Selling a major asset to pay day-to-day bills is not a secure budget plan.  In fact it is about the worst budget plan.  Things like this make me want to raise the bar on the Council selling off public property.  It just should not be so easy to do.  

So now we have a multimillion dollar, historical convention center boarded up in the middle of our city.  The Occupy protestors who wanted to “Occupy” it would have in effect opened it back up.  We all missed a golden opportunity in a cloud of stubbornness and teargas.  All that Occupy energy could help our city at the Kaiser Convention Center. 

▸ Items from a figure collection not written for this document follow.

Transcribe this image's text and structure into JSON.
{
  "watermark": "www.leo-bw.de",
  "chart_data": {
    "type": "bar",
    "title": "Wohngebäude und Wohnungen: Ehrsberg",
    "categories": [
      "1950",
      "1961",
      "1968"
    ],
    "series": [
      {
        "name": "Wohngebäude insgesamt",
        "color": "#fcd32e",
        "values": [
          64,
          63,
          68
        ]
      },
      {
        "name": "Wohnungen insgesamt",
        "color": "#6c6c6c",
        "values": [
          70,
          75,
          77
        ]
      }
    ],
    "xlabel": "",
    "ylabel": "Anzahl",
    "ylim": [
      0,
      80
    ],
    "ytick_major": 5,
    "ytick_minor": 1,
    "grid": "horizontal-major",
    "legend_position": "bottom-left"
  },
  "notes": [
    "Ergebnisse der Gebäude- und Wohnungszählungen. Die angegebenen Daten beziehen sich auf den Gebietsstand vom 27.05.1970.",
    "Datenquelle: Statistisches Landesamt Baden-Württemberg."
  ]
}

The public should insist that the building be put back into use.  If civic groups can turn it into some kind of civic center and pay the utilities, then the city should allow them to do it.  Right now it is just a scandal.  

One of the things that the occupy encampment showed was how much energy was available for this kind of civic center activity.  That little encampment was feeding and housing homeless people.  They had a free health clinic.  There was a series of art programs.  There was a children’s village.  There were library groups, free school, theater etc.  And the list goes on and on from a media center to community gardens.  

Our convention center is a vacant property.  It needs an occupant and we have a volunteer.